В то время как люди в блиндаже поспешно двинулись к выходу, Ларн в последний раз бросил взгляд на Челкара и увидел, что тот, повернувшись к капралу Гришену, дает последние указания.
- Гришен, я хочу, чтобы ты связался со ставкой, - услышал он голос сержанта. - Доложи им со всей возможной определенностью, что сектор 1–13 не находится в руках орков! Дай им понять, что мы будем крайне обязаны, если они внесут соответствующие изменения в свои тактические карты. Да, и вот еще… Попробуй также связаться по воксу с батарейным командованием… Узнай, не будут ли они столь любезны, чтобы воздержаться в будущем от изданий приказов стрелять по нам. Это, конечно, скорее всего, не сработает, но должны же мы хотя бы сделать вид, что верим в то, что люди, которым поручено вести эту войну, имеют о ней хоть какое-то представление!
Интерлюдия
Что наверху, то и внизу, или Гроссмаршал Керчан и гений командования
По любым принятым в военной науке критериям война шла из рук вон плохо.
Сидя мрачнее тучи на очередном бесконечном совещании высшего командного состава, его превосходительство гроссмаршал Тирнас Керчан, герой Варентийской кампании и верховный главнокомандующий (всех родов войск) наиславнейших армий Императора в Брушероке, рассмотрев все факты, которые в тот день довели до его сведения подчиненные, не смог найти ничего, что могло бы его порадовать. Прошло уже без малого два часа, как он со своего места во главе длинного стола в Центральном зале совещаний номер один был вынужден слушать, как его командиры один за другим громко зачитывают перед собранием ставки последние доклады о положении дел на фронте. И во всех этих докладах, как и на одутловатых лицемерных лицах докладчиков, ясно просматривалось одно очевидное, отчаянное желание переложить всю вину и ответственность за свои неудачи на других, тогда как, по сути, речь каждого из них сводилась к одному и тому же.
Они проигрывали войну.
- Гроссмаршал!.. - услышал он шепот сидящего с ним рядом адъютанта полковника Влина, который, нагнувшись к его уху, неожиданно прервал ход его мыслей.

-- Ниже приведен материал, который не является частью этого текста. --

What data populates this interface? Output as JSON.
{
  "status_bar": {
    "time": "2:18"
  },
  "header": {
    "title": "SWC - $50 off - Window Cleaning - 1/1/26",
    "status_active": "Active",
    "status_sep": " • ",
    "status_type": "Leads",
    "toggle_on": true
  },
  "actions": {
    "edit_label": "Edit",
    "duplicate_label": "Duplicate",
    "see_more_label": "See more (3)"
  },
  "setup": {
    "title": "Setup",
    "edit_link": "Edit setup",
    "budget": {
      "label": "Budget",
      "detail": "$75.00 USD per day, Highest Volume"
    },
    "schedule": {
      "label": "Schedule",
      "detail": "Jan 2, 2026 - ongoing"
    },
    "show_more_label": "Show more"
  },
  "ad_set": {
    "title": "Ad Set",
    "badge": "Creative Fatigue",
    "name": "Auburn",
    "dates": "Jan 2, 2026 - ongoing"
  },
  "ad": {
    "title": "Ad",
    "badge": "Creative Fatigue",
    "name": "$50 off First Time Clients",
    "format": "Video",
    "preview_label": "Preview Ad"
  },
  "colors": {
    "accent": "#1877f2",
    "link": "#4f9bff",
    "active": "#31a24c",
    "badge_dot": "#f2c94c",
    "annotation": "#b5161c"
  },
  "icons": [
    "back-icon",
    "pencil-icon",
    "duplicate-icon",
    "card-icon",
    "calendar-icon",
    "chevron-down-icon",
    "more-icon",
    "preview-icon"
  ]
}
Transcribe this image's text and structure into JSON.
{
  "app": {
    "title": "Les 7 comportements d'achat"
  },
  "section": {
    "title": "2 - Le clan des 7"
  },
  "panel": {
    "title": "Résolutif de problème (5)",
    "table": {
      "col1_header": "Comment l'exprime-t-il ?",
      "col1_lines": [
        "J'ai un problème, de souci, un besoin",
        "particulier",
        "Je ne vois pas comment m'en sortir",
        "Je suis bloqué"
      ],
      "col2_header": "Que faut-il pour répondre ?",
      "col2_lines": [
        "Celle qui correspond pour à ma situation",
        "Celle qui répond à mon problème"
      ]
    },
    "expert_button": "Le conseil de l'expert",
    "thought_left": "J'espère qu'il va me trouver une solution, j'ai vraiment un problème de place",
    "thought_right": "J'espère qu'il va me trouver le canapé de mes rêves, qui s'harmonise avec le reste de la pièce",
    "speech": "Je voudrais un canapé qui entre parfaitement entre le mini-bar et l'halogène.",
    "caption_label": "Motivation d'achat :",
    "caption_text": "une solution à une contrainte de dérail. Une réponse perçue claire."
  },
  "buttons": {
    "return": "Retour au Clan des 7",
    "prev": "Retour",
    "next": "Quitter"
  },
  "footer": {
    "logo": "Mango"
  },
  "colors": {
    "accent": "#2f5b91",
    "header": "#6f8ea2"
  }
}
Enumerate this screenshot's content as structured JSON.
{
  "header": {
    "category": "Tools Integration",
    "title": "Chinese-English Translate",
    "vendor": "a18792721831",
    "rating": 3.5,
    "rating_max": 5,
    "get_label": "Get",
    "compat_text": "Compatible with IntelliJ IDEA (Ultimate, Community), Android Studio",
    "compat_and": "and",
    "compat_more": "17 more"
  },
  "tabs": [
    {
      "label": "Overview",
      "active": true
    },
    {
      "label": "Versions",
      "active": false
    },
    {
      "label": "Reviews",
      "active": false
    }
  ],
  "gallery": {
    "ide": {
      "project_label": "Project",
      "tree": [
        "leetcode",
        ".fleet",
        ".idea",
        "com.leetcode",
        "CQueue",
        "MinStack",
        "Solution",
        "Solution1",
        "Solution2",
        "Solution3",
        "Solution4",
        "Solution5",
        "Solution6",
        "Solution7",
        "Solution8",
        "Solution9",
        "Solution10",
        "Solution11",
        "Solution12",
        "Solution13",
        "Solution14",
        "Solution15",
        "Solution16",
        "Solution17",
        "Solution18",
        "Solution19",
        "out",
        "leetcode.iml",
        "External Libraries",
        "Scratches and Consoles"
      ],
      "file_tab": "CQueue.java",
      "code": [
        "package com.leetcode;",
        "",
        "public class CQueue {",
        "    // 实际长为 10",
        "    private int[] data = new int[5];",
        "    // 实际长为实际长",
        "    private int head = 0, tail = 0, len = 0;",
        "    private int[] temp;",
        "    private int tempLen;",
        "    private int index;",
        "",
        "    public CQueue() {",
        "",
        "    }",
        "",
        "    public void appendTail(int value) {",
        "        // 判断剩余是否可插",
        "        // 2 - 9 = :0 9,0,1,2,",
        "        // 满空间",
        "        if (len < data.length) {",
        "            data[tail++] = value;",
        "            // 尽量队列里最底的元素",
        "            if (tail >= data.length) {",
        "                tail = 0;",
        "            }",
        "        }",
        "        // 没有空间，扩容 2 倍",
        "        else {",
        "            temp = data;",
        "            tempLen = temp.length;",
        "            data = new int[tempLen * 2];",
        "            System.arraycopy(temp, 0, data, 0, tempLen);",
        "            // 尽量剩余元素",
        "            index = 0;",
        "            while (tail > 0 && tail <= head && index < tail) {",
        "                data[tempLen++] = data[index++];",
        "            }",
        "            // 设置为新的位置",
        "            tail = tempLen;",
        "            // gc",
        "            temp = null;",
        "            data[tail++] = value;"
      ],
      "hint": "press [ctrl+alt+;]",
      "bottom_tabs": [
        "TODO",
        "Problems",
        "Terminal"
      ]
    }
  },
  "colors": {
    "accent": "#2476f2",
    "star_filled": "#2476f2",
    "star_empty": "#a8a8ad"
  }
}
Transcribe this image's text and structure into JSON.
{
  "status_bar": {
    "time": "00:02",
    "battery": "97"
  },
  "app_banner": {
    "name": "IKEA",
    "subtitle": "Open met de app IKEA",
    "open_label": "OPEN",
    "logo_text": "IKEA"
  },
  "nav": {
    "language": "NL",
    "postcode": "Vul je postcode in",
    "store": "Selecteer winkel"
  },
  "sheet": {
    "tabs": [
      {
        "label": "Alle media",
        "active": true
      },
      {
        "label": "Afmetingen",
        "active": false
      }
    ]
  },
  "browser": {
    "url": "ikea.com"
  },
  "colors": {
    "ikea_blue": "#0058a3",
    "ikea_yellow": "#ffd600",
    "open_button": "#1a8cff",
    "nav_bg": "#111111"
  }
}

Отвлекшись от своих невеселых раздумий, гроссмаршал вдруг понял, что давно уже перестал следить за ходом совещания. Подняв взгляд, он увидел, что глаза всех сидящих за столом направлены в его сторону и что каждый из присутствующих нервно ожидает его реакции по существу последнего доклада. Тщетно пытаясь вспомнить имя стоящего перед ним офицера - того самого, который только что докладывал, - Керчан несколько мгновений пребывал в замешательстве.
- Да, хорошо… Очень хорошо, - пробурчал он себе под нос, но тут же ловко вышел из затруднительного положения: - Очень убедительно и сжато… Превосходный анализ сложившейся ситуации, генерал… э…
- Дюшан, - произнес Влин вполголоса, одновременно как бы невзначай подняв стопку бумаг до уровня губ, тем самым маскируя свою подсказку.
- Да… генерал Дюшан, - повторил за ним гроссмаршал и, повернувшись в сторону обсуждаемого офицера, слегка кивнул тому в знак одобрения. - Ваша оценка положения дел на фронте будет отмечена должным образом.
С явным облегчением на лице похожий на хорька Дюшан едва не просиял от такой похвалы и, в глубоком поклоне выразив начальству свою признательность, весь надувшись от гордости, вновь уселся на свое место.